Он вышел из комнаты и вернулся и с тем и с другим, явно довольный собой.
– Ты давно готовился к эвакуации, да? – спросила Тесс.
– Нет, но мне хватило ума прихватить с собой пару вещей, прежде чем скрыться. У меня был большой выбор туалетных принадлежностей, но никаких денег и еды. Первую ночь я провел в Брекенридж-парке, а потом добрался сюда на попутках с бригадой поденщиков, которые ехали на соседнее ранчо.
– Ты не думал, что здесь могли сохранить наблюдение?
– Конечно, думал. Но, к счастью, ты нашла второй труп в Сан-Антонио, и после этого все внимание переключилось туда, – видно было, что он гордился своей сообразительностью. – Я не включал свет, чтобы никто меня не заметил, но, насколько мне известно, помощники шерифа сюда не заглядывали. Должен признаться, я немного горжусь собой. Не каждый способен уйти от Тесс Монаган дважды.
– Давай расческу, пока у меня волосы совсем не высохли в этой духоте.
Он покачал головой:
– Нет, ты не сможешь сделать, как надо. Я видел, как ты причесываешься. Ты просто пытаешься заставить их тебя слушаться. Повернись-ка, девочка, и не хнычь. А то мы сейчас все сострижем и сделаем тебе более простую в уходе прическу.
Так ее мать говорила ей, когда она была маленькой. Она даже не помнила, что рассказывала ему об этом, но он все запомнил. Ворон все запоминал.
Тесс села на край сложенной постели спиной к нему. Он расплел ей косу и проредил ее пальцами. Но когда он принялся работать расческой, его движения стали нежнее. Он неторопливо накручивал кончики на пальцы, поднимал тяжелую массу волос, чтобы расчесать тонкие завитки на затылке. Ливень усилился, и было трудно себе представить, что в комнате может быть еще темнее.

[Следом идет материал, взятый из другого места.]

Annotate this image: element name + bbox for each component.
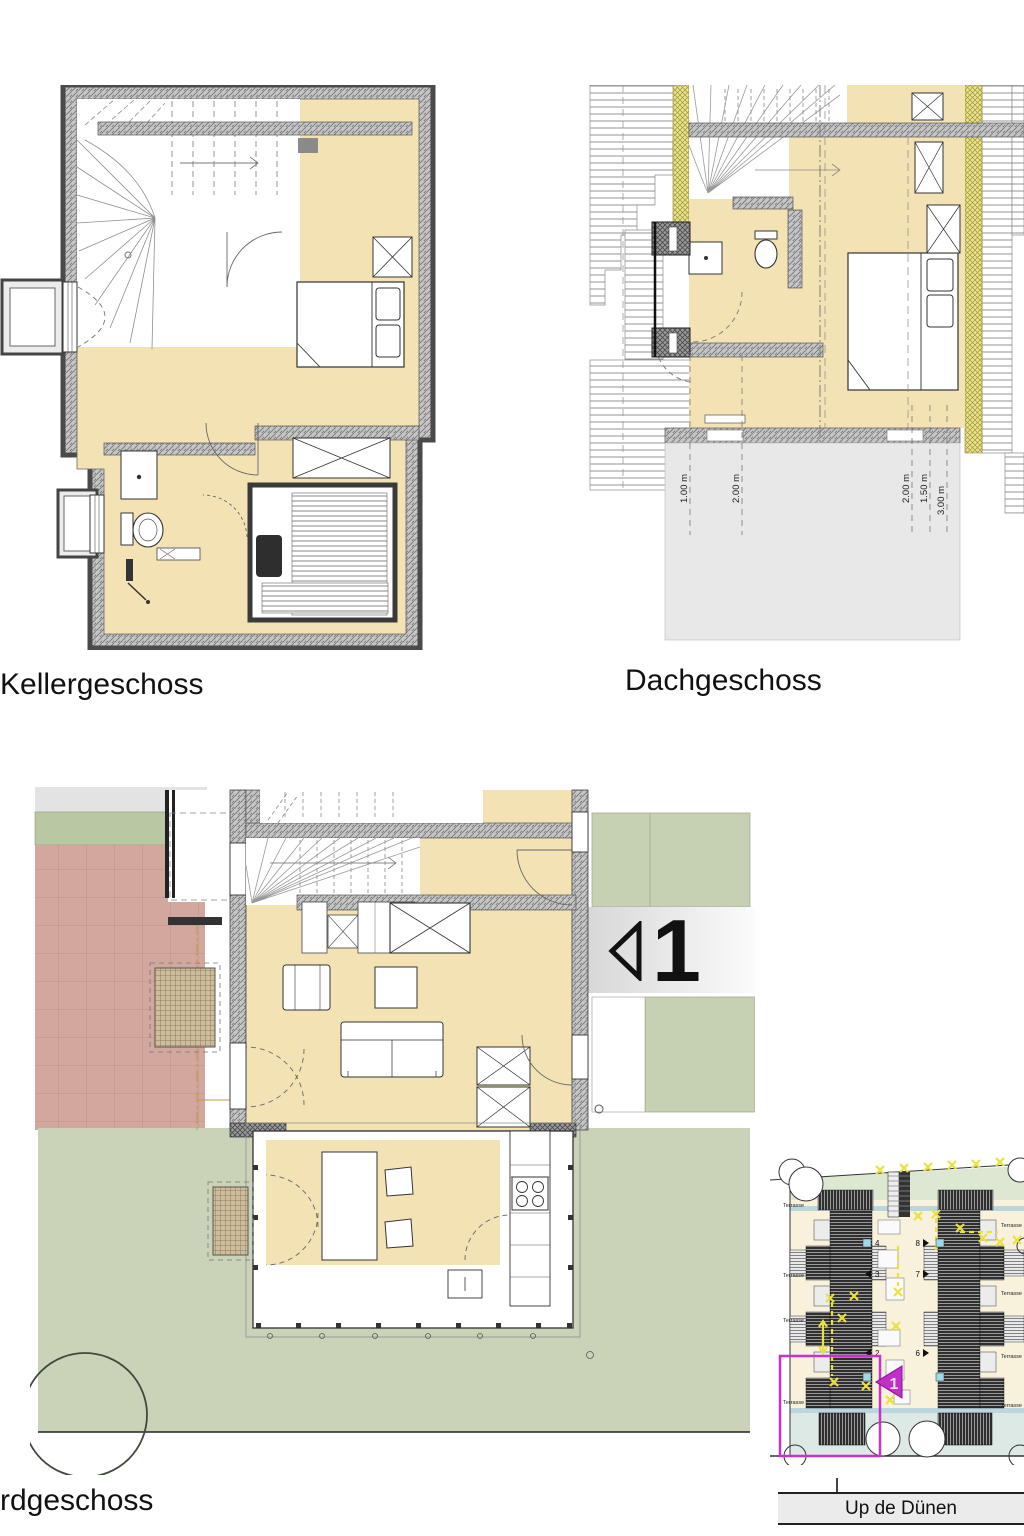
floorplan-sheet: Kellergeschoss — [0, 0, 1024, 1536]
terrace-label: Terrasse — [1001, 1291, 1022, 1297]
height-label: 3.00 m — [936, 486, 947, 515]
height-label: 1.50 m — [919, 474, 930, 503]
keller-lightwell-lower — [58, 490, 104, 557]
street-name: Up de Dünen — [845, 1498, 957, 1520]
unit-number: 3 — [875, 1270, 880, 1279]
height-label: 2.00 m — [731, 474, 742, 503]
unit-number: 7 — [916, 1270, 921, 1279]
terrace-label: Terrasse — [783, 1400, 804, 1406]
height-label: 2.00 m — [901, 474, 912, 503]
site-highlight-number: 1 — [890, 1376, 899, 1393]
dach-roof-right — [982, 85, 1024, 513]
erd-chair — [385, 1219, 413, 1248]
terrace-label: Terrasse — [1001, 1223, 1022, 1229]
erdgeschoss-plan — [30, 785, 755, 1475]
keller-title: Kellergeschoss — [0, 668, 203, 702]
kellergeschoss-plan — [0, 85, 455, 650]
erd-chair — [385, 1167, 413, 1196]
unit-number: 6 — [916, 1349, 921, 1358]
dach-low-headroom-area — [665, 443, 960, 640]
erd-kitchen — [510, 1131, 550, 1306]
dach-title: Dachgeschoss — [625, 664, 822, 698]
terrace-label: Terrasse — [783, 1273, 804, 1279]
terrace-label: Terrasse — [1001, 1403, 1022, 1409]
terrace-label: Terrasse — [1001, 1354, 1022, 1360]
street-name-bar: Up de Dünen — [778, 1492, 1024, 1525]
unit-number: 8 — [916, 1239, 921, 1248]
erd-title: rdgeschoss — [0, 1484, 153, 1518]
dachgeschoss-plan: 1.00 m 2.00 m 2.00 m 1.50 m 3.00 m — [585, 85, 1024, 645]
site-stair-block — [888, 1172, 910, 1217]
keller-sauna — [250, 485, 395, 620]
erd-dining-table — [322, 1152, 377, 1260]
keller-bed — [297, 282, 404, 367]
terrace-label: Terrasse — [783, 1318, 804, 1324]
site-plan: 4 8 3 7 2 6 1 Terrasse Terrasse Terrasse… — [770, 1150, 1024, 1465]
keller-stairs — [77, 99, 318, 349]
unit-marker-triangle-icon — [608, 921, 644, 981]
street-bar-tick — [836, 1478, 838, 1492]
erd-stove — [512, 1177, 548, 1210]
unit-number: 4 — [875, 1239, 880, 1248]
height-label: 1.00 m — [679, 474, 690, 503]
unit-marker-number: 1 — [652, 916, 701, 986]
terrace-label: Terrasse — [783, 1203, 804, 1209]
unit-number-marker: 1 — [608, 916, 701, 986]
dach-bed — [848, 253, 958, 390]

– Тебе стоит носить высокую прическу, – сказал Ворон, собирая ее волосы в пучок наверху.
– Джеки показывала мне, как их поднять, чтобы я не была похожа на старую деву с плюшкой на голове. Но у меня по-нормальному не получалось.
– Джеки?
– Это моя новая подруга. У нее есть маленькая дочь, Лейла, ты бы ее полюбил.
– Я люблю тебя, – сказал он очень осторожно. – Было время, когда у меня пропало это чувство, но потом я снова полюбил.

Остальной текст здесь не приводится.